Melva Mantla says she spent many nights wondering how she would get her next meal and where she would sleep. But now, the 24-year-old spends her days helping people in a similar struggle.
While she first visited as a client, Mantla now works at the Arctic Indigenous Wellness Camp.
“I wish I had that kind of help when I was in a struggle as well,” she says of her work.
A recent study discusses the camp’s success and benefits of having land land-based wellness camps in urban settings.
This was called Urban Land-Based Healing: A Northern Intervention Strategy.
The study talked about the backstory of the camp — started by the Arctic Indigenous Wellness Foundation (AIWF) an organization that is entirely Indigenous run.
“The involvement of Elders ensured that the traditional protocols of the region were followed in the design, implementation, and oversight of the project,” the study reads.
Nicole Redvers, chair of the AIWF and an assistant professor at the University of North Dakota (UND), is one of the study’s authors. Others include Donald Prince, the former executive director of the camp and Melanie Nadeau, a researcher at UND, a third-party evaluator who ensured the project was impartial.
Redvers explained how most on-the-land wellness camps are in more remote settings, but the proximity of this camp to the homeless population in Yellowknife has had immense benefits.
“The original intent of the camp was to target Indigenous men on the streets, and men who are disproportionately vulnerable to suicide and incarceration,” the study reads.

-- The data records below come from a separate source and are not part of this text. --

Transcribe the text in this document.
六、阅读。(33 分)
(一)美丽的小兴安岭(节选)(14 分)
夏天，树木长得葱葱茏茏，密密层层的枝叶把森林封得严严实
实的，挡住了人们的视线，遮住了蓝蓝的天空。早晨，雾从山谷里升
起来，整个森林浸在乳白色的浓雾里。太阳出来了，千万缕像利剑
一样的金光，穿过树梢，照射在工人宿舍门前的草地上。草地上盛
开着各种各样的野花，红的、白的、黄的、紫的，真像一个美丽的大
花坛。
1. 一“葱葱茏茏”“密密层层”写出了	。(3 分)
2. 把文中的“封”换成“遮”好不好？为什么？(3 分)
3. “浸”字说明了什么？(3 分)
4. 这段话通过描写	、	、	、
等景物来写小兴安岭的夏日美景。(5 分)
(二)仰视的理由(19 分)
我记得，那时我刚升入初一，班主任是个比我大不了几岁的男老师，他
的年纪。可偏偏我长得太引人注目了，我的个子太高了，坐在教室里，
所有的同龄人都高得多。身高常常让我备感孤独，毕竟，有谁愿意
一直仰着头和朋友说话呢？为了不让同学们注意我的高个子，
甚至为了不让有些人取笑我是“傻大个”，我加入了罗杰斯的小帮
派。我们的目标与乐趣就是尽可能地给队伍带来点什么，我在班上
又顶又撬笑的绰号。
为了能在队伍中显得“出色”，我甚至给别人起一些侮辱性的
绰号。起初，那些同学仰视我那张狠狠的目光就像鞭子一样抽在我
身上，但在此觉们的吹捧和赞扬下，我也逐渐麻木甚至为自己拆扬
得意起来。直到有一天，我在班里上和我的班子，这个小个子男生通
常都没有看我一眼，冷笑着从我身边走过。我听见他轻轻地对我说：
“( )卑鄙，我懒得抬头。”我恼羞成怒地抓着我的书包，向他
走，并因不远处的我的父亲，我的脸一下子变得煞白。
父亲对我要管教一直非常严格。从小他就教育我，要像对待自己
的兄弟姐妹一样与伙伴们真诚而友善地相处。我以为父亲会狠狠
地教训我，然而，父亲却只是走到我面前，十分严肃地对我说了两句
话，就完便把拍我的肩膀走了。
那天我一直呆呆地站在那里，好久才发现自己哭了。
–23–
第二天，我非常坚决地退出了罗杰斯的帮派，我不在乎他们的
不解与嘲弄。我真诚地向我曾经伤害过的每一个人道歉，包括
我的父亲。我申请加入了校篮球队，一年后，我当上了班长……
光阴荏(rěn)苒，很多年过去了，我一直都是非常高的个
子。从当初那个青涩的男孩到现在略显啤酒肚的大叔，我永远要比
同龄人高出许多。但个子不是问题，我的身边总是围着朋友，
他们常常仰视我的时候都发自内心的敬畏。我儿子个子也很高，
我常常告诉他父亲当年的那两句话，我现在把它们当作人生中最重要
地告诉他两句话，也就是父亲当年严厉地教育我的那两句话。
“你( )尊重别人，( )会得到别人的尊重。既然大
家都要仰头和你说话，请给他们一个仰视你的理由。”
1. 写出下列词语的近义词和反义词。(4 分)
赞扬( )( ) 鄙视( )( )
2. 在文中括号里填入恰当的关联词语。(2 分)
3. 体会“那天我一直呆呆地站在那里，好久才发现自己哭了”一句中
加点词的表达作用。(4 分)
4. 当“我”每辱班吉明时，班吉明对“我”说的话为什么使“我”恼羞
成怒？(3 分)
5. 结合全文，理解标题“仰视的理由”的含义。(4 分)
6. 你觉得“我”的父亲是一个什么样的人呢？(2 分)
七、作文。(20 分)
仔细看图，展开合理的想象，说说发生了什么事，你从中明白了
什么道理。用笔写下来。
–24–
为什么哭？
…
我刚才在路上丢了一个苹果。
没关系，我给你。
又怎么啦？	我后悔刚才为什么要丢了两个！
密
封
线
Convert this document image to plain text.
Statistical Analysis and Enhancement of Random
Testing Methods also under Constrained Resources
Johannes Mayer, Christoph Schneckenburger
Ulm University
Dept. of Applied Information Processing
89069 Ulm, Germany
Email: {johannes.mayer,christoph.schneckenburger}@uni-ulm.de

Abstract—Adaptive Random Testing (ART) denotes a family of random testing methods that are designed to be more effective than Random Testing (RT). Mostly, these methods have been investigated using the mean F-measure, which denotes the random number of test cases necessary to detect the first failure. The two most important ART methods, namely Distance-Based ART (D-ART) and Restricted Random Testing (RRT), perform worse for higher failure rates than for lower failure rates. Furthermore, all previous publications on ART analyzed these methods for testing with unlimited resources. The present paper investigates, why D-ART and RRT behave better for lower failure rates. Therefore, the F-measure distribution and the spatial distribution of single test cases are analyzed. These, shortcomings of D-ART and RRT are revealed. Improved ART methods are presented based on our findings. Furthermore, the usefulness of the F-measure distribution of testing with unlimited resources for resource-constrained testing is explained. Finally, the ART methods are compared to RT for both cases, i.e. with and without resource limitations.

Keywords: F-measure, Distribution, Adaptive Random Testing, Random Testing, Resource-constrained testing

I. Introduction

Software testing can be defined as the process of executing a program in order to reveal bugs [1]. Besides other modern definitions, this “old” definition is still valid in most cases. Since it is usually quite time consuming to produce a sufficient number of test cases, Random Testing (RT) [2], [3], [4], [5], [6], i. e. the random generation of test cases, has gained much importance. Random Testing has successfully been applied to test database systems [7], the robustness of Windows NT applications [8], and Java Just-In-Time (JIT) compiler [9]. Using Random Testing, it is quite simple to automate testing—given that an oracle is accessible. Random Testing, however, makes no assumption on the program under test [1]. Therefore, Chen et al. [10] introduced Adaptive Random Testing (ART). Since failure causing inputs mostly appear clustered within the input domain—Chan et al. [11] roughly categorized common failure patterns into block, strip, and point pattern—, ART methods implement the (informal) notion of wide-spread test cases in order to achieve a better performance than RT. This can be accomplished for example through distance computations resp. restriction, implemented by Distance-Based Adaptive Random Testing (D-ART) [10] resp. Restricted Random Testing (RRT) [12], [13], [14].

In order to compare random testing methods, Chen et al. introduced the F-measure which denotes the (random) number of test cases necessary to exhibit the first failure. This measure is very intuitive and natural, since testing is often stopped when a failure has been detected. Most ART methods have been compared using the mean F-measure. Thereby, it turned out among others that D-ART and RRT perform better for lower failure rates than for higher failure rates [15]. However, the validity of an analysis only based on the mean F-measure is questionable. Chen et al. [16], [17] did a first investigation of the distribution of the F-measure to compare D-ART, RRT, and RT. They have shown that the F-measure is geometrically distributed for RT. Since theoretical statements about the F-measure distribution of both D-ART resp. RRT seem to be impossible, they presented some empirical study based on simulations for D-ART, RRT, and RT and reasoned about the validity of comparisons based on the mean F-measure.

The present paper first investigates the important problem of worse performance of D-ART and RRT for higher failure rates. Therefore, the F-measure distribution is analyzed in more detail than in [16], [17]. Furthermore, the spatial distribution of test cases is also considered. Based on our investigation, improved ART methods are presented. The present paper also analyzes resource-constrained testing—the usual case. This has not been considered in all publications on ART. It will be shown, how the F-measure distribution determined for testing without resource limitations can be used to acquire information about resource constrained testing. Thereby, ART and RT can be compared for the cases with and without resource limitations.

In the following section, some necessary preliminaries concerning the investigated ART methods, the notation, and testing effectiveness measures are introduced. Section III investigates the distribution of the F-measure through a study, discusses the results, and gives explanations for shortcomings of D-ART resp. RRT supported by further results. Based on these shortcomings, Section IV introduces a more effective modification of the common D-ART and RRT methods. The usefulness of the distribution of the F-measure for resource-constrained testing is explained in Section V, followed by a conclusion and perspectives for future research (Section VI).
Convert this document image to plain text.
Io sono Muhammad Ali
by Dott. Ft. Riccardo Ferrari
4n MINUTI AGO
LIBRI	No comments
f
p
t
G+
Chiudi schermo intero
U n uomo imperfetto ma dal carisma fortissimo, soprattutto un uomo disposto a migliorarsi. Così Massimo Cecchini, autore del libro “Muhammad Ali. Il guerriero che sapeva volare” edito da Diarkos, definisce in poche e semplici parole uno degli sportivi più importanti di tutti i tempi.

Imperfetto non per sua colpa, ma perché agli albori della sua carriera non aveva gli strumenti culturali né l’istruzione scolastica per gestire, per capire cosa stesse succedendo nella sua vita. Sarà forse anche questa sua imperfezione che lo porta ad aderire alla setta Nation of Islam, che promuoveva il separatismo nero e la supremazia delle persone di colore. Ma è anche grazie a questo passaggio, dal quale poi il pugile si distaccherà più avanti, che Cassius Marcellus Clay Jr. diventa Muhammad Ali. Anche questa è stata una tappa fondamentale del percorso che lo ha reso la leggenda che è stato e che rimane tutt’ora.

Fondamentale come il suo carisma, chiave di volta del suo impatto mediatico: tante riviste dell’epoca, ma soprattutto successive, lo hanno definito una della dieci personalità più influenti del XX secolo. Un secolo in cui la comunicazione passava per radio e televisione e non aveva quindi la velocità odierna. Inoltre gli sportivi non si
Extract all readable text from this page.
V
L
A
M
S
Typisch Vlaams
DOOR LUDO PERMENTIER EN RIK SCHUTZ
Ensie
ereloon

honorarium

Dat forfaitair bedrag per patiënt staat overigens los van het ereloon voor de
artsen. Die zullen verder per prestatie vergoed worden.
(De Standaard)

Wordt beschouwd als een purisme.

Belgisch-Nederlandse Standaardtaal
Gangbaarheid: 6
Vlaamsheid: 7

The study used an Indigenous evaluation framework, meaning it was flexible and responsive to local traditions to ensure that cultural values are incorporated and the community voice is part of the decision-making process.
The final project was approved by the AIWF Elders council and community oversight board, ensuring traditional Indigenous ethical protocols were followed
CKLB Radio spoke with the authors of the project but also had the chance to travel out to the camp to see work in action.
You can listen to that story here:
Patricia Ross is another former-client-turned-worker
“I know what it’s like to be homeless, I know what it’s like to be hungry,” Ross, a cook at the Arctic Indigenous Wellness Camp.
After working at the camp for just a couple of weeks, Ross says “the [camp] gave me the chance to show myself, who I really am as a person.”
The camp has also taught her how to discover and embrace her culture.
Never being taught the traditional Dene way as a child, she says the camp gave her an opportunity to tap into those teachings.
This time, Ross finds herself part of something bigger.
“To have these programs in place today helps a suffering addict realize that they do matter,” she adds, discussing her own struggles with sobriety.
Ross gets up at 5 a.m. to begin breakfast – something she’s proud to do, every day.
The camp offers counselling sessions catered to the individual’s unique needs, coupled with a hearty breakfast.
She says the Elders at the camp have taught her so much and fill her with confidence.
“I don’t feel judged here,” she says.
Ross describes the camp and connecting with nature as being more “empowering” than a sobering centre.
Being Indigenous-owned and operated plays a vital role as well, she says.
What inspires Ross on her journey is knowing she is not alone, being at the camp and helping other vulnerable members of the community reminds her of that.